Das indonesische Kuratoren­-Kollektiv ruangrupa äußert sich im Interview mit Ludwig Greven ausführlich zum Antisemitismus­-Skandal auf der documenta, zu den BDS-­Vorwürfen gegen die Leitung und zu Forderungen, die Ausstellung abzubrechen.

Ludwig Greven: Ihre Idee war, das europäische Publikum mit einem künstlerischen und auch politischen Blick auf den »Globalen Süden« zu konfrontieren. Ist dieses Konzept aufgegangen?

ruangrupa: Wir folgen einfach der Art und Weise, die sich in mehr als 20 Jahren unserer Praxis bewährt hat. Ja, unser Ansatz ist anders – aber er unterscheidet sich von vielen Traditionen, auch von solchen außerhalb Europas. Er unterscheidet sich von kapitalistischen Systemen und Logiken. Aber er ist nicht unbedingt antagonistisch. »Lumbung« ist keine reaktionäre Haltung. Wir sind selten konfrontativ.

Wie unser Mitglied Ade Darmawan im Kulturausschuss des Bundestags gesagt hat, stehen wir dem Begriff »Globaler Süden« skeptisch gegenüber, da er nicht mehr sinnvoll ist. Er enthält eine Menge Fallen. Der globale Norden und der globale Süden sind keine getrennten geografischen Realitäten mehr. Sie sind seit der Kolonialzeit nicht mehr getrennt. Die documenta fifteen, so haben wir festgestellt, unterstreicht diese Tatsache und macht sie sichtbarer.

Schließlich geht es uns nicht darum, im herkömmlichen Sinne zu kuratieren. Deshalb sind wir sehr zufrieden mit der Art und Weise, wie »lumbung« aufgebaut ist, wie es funktioniert und arbeitet. Wir sind sehr zufrieden mit der Art und Weise, wie Ausstellungen gemacht werden, aber auch mit der Gemeinschafts- und Solidaritätsbildung, die durch verschiedene Krisen, mit denen wir als Gemeinschaft konfrontiert waren, auf die Probe gestellt wurde.

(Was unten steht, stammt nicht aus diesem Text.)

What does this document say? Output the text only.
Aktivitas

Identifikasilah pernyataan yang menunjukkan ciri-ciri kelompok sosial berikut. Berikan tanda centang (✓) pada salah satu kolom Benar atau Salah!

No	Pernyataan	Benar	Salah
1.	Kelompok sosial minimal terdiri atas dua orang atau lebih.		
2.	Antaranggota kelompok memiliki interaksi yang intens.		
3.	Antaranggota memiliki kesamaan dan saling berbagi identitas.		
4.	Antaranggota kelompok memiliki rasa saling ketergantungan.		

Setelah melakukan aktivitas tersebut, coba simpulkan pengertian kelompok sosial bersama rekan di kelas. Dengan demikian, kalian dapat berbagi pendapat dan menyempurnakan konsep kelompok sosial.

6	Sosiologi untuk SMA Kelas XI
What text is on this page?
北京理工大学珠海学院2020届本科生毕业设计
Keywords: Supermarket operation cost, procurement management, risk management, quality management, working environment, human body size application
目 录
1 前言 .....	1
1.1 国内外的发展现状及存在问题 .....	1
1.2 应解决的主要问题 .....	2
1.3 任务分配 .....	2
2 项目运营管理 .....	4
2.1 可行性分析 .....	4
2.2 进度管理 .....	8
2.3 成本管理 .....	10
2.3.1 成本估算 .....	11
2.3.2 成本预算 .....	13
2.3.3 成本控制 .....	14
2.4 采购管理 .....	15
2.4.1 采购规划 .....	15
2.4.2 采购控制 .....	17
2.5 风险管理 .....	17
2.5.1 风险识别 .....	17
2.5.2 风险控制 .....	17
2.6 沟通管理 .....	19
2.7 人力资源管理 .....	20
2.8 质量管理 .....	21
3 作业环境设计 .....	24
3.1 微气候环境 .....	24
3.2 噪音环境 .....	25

Wie wichtig ist es, dass in der internationalen Kunstszene und auf dem globalen Kunstmarkt Künstlern und Künstlerkollektiven wie Ihrem mehr Aufmerksamkeit zuteilwird?

Viele Stimmen bleiben in den Mainstream-Kanälen, einschließlich Medien und Kunst, ungehört. Es wäre zu vereinfacht, dies nur auf das Geografische zu reduzieren. Das gilt auch für Stimmen von physisch- und neuro-diversen Menschen, auch von Kindern und Jugendlichen oder Menschen mit nichtbinären Geschlechtsidentitäten. Die Liste ließe sich fortsetzen. Sie, oder vielmehr wir, sollten in den Vordergrund gerückt werden, aber nicht nur, indem Ausstellungen »inklusiv« gemacht werden. Im Nachhinein betrachtet ist die documenta fifteen ein Versuch, die Plattform eines zeitgenössischen Kunstereignisses zu nutzen, um diese Möglichkeiten weiter voranzutreiben. Aber wir glauben, dass es viele Antworten gibt, dass wir immer noch von vielen anderen lernen können, die vor Ort, in ihren jeweiligen Kontexten und Lokalitäten praktizieren.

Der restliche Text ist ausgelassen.